2. Oakland hills property owners narrowly defeated the renewal of the city’s wildfire prevention tax, which was designed to help Oakland avoid a repeat of the deadly 1991 firestorm. The Trib reports that the prevention tax, which was voted on by mail by hills homeowners, fell just 66 votes shy of passing. It received 66.3 percent of the vote, but it needed 66.7 percent. Oakland City Councilman Dan Kalb, who represents the area devastated by the 1991 firestorm, said he would push to put the tax on the November 2014 ballot.

3. The state has lost track of 174,000 tons of hazardous material in the last five years, because it’s system for keeping tabs on hazardous waste is broken, the LA Times$ reports in a special investigation. State regulators have lost track of loads that “include more than 20,000 tons of lead, a neurotoxin; 520 tons of benzene, a carcinogen; and 355 tons of methyl ethyl ketone, a flammable solvent some in the industry call ‘methyl ethyl death.’”

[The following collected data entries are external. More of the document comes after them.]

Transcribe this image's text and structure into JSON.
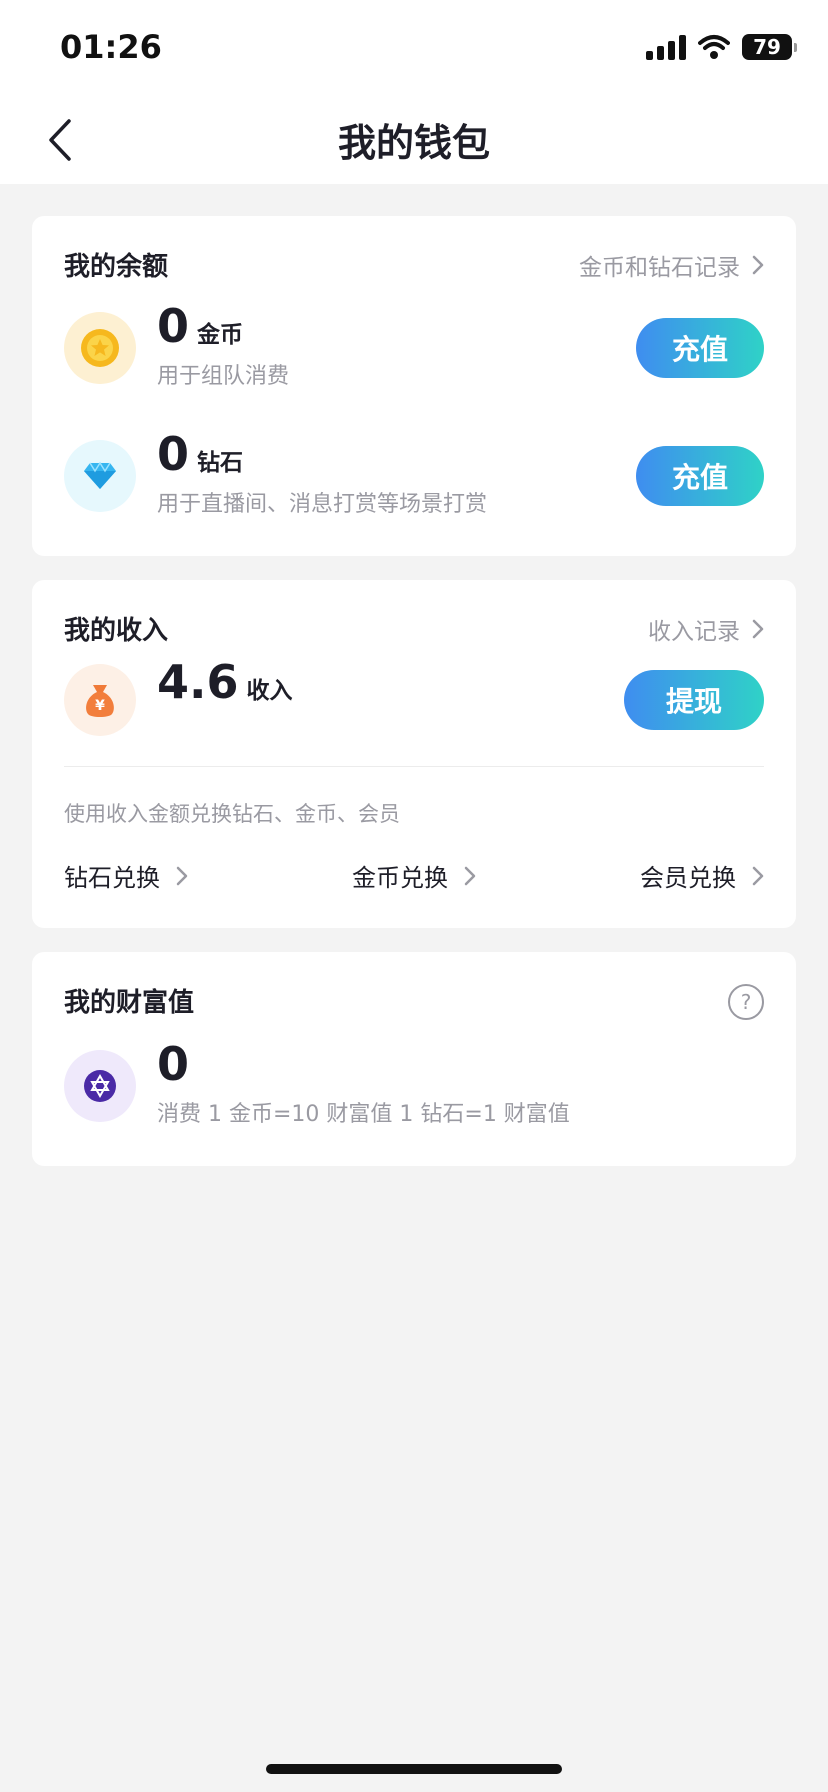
{
  "status_bar": {
    "time": "01:26",
    "battery": "79"
  },
  "header": {
    "title": "我的钱包"
  },
  "balance": {
    "title": "我的余额",
    "record_link": "金币和钻石记录",
    "coin": {
      "amount": "0",
      "unit": "金币",
      "desc": "用于组队消费",
      "button": "充值"
    },
    "diamond": {
      "amount": "0",
      "unit": "钻石",
      "desc": "用于直播间、消息打赏等场景打赏",
      "button": "充值"
    }
  },
  "income": {
    "title": "我的收入",
    "record_link": "收入记录",
    "amount": "4.6",
    "unit": "收入",
    "button": "提现",
    "exchange_note": "使用收入金额兑换钻石、金币、会员",
    "exchange": [
      "钻石兑换",
      "金币兑换",
      "会员兑换"
    ]
  },
  "wealth": {
    "title": "我的财富值",
    "help_symbol": "?",
    "amount": "0",
    "desc": "消费 1 金币=10 财富值 1 钻石=1 财富值"
  },
  "colors": {
    "button_gradient_start": "#3f8df0",
    "button_gradient_end": "#2fd2c7",
    "muted_text": "#9a9aa2",
    "page_bg": "#f3f3f3"
  }
}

4. Governor Jerry Brown’s administration released industry-friendly fracking rules that won praise from oil and gas interests and criticism from many environmental groups. The LA Times$ reported that Catherine Reheis-Boyd, president of the Western States Petroleum Association, a trade group, said the rules “will ensure that the potential energy resources contained in the Monterey Shale formation can be responsibly developed.” The rules came in response to the passage of SB 4, a new law that mandates that the state approve all fracking requests if certain conditions are met.

5. And the private company that screwed up the federal Obamacare website is run by executives who used to operate a computer firm that mishandled at least twenty other IT contracts for government agencies, the Washington Post$ reports.